Marin is blessed with more parks and open space than any other suburban area. Every town and neighborhood in Marin has open space access, many of these open spaces were won in hard-fought battles with developers. King Mountain, behind downtown Larkspur, is one such treasured open space. The public lands of King Mountain Open Space Preserve actually lie in three chunks southeast of the peak. The peak of the mountain, and the trail around it, are privately owned lands with easements for preservation of the natural setting and for public access.
As with many of these small neighborhood open spaces, the access points are numerous and the location is popular with fitness and nature buffs, dogwalkers, and local residents. We recommend going to the Marin County Open Space website for a map, or using Don and Kay Martin's Hiking Marin book for more detailed directions.
We started at the Willow Road entrance, and hiked up Citron Fire Road to the start of the loop trail. The lower portions of the open space are overrun with exotic invasive plants. Many volunteers have been working tirelessly to eradicate the scotch and french broom, thistle, and other invasive plant species. We always try to help, and this time we pulled broom that was drooping down over the trail.
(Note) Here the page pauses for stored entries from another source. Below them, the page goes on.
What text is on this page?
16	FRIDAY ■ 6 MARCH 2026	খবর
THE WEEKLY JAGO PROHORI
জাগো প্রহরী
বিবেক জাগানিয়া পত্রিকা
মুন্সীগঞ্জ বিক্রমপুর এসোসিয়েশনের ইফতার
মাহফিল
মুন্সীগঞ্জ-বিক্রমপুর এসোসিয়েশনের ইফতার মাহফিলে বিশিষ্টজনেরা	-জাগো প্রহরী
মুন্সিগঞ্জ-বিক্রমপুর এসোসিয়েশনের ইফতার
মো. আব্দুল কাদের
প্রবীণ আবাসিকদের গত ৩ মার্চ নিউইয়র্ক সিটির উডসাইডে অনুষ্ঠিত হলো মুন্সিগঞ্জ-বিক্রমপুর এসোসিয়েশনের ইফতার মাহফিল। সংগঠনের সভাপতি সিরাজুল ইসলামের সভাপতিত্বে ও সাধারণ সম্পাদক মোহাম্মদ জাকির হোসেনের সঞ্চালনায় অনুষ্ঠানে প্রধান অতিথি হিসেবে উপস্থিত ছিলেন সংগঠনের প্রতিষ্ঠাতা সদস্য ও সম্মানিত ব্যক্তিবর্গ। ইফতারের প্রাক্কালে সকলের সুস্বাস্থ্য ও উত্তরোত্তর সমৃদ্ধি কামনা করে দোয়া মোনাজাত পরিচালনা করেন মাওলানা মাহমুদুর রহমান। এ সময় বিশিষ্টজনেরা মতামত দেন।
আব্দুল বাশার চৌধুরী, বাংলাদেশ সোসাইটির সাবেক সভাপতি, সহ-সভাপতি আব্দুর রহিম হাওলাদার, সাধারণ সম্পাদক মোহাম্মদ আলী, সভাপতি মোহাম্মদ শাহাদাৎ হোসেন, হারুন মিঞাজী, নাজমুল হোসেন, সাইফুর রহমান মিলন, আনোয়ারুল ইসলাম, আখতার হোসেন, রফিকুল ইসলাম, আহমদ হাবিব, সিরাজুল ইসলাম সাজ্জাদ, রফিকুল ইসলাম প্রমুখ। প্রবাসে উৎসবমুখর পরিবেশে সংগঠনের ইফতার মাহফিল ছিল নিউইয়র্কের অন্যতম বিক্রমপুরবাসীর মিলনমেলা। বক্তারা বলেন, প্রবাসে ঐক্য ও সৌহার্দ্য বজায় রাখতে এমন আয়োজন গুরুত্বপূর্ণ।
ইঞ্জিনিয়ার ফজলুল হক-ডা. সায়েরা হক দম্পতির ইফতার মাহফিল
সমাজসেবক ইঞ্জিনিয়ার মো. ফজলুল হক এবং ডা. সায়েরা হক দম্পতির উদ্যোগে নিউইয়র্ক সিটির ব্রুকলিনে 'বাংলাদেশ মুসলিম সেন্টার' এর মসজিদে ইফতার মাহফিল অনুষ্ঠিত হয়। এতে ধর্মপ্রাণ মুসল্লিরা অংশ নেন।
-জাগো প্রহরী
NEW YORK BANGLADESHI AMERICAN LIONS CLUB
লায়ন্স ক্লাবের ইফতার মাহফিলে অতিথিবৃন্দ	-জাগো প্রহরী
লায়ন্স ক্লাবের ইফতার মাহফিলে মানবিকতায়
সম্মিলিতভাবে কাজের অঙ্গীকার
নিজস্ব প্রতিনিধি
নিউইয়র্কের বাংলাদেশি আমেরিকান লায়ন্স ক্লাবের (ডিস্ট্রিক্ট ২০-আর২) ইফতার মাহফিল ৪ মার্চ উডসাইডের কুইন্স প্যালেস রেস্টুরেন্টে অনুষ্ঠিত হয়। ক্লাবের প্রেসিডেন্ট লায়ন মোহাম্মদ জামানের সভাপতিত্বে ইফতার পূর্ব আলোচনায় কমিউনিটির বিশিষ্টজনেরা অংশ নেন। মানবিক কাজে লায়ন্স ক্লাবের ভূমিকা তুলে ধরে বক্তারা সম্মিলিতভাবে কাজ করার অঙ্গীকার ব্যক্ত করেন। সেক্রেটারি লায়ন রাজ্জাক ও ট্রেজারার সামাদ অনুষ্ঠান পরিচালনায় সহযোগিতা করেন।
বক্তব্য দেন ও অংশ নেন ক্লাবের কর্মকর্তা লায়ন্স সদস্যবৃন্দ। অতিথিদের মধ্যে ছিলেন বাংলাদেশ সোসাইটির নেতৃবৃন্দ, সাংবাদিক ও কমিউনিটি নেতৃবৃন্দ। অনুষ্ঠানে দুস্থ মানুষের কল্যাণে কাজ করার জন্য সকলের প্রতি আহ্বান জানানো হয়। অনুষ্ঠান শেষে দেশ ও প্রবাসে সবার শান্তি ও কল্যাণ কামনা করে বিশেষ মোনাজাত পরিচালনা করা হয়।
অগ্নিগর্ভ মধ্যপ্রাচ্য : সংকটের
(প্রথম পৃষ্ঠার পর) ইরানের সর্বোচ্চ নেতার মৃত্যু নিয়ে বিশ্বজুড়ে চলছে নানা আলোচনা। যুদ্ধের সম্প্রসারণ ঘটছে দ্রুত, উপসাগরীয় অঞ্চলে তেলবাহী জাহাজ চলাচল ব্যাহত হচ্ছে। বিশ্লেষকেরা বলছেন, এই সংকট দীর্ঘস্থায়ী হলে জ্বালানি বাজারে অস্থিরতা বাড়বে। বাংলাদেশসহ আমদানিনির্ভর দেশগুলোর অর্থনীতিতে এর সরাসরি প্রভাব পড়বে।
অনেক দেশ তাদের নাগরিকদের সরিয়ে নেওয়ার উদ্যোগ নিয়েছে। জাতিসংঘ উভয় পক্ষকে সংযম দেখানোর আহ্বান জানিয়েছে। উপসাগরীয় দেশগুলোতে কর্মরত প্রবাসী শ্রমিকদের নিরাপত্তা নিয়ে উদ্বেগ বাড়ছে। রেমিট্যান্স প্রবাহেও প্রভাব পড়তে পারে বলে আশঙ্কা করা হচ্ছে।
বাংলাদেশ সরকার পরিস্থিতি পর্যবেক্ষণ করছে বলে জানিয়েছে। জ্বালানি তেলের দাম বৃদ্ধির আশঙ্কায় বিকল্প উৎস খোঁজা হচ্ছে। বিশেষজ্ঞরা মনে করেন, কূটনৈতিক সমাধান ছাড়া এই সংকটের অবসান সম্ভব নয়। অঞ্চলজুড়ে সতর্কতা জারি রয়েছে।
As you head up the road, stay left on the fire road at junctions. Once to the King Mountain Loop Trailhead, signage is better. Every junction had a sign to keep you from wandering off the loop. A granddaddy of an oak grows at the entrance to the loop. It has clearly been hit by the ubiquitous Sudden Oak Death fungus and is fighting for life. Local residents have pulled together to try and save the tree by coating its trunk in a fungicide and removing the understory plants that may harbor the fungus. A sign at the base of the trunks asks that you do not touch the tree. The sign also states the fungicide is not toxic.
We did the loop in a clockwise fashion. The south-facing slope offers dappled shade and yellow tubular flowers of Mimulus - Sticky Monkey Flower, a heat -loving native. We also found an active beehive next to the trail in a rotted out Madrone stump. The bees were very busy and it is right next to the trail, so be careful. There are views through the trees of Blithedale Ridge and Baltimore Canyon, and tantalizing glimpses of Mt. Tam's peak towering to the north. This area is a great birdwatching region. We heard and saw many species of birds.
For an extra long hike, we recommend going out and back on Ladybug Trail to the west. Ladybug Trail goes into Baltimore Canyon and meets up with Dawn Falls Trail. Dawn Falls Trail (discussed in a earlier Patch Hike of the Week) goes to the silvery Dawn Falls and beyond to Southern Marin Line Fire Road and Blithedale Ridge. We kept it short and continued around to the north facing slopes. Here, redwoods are the dominant plant; tan oaks, ferns, and mosses create the shady understory. The air was cool and moist and full of spring time scents. The urban sounds and stressors seem miles away up in the cool glades of King Mountain.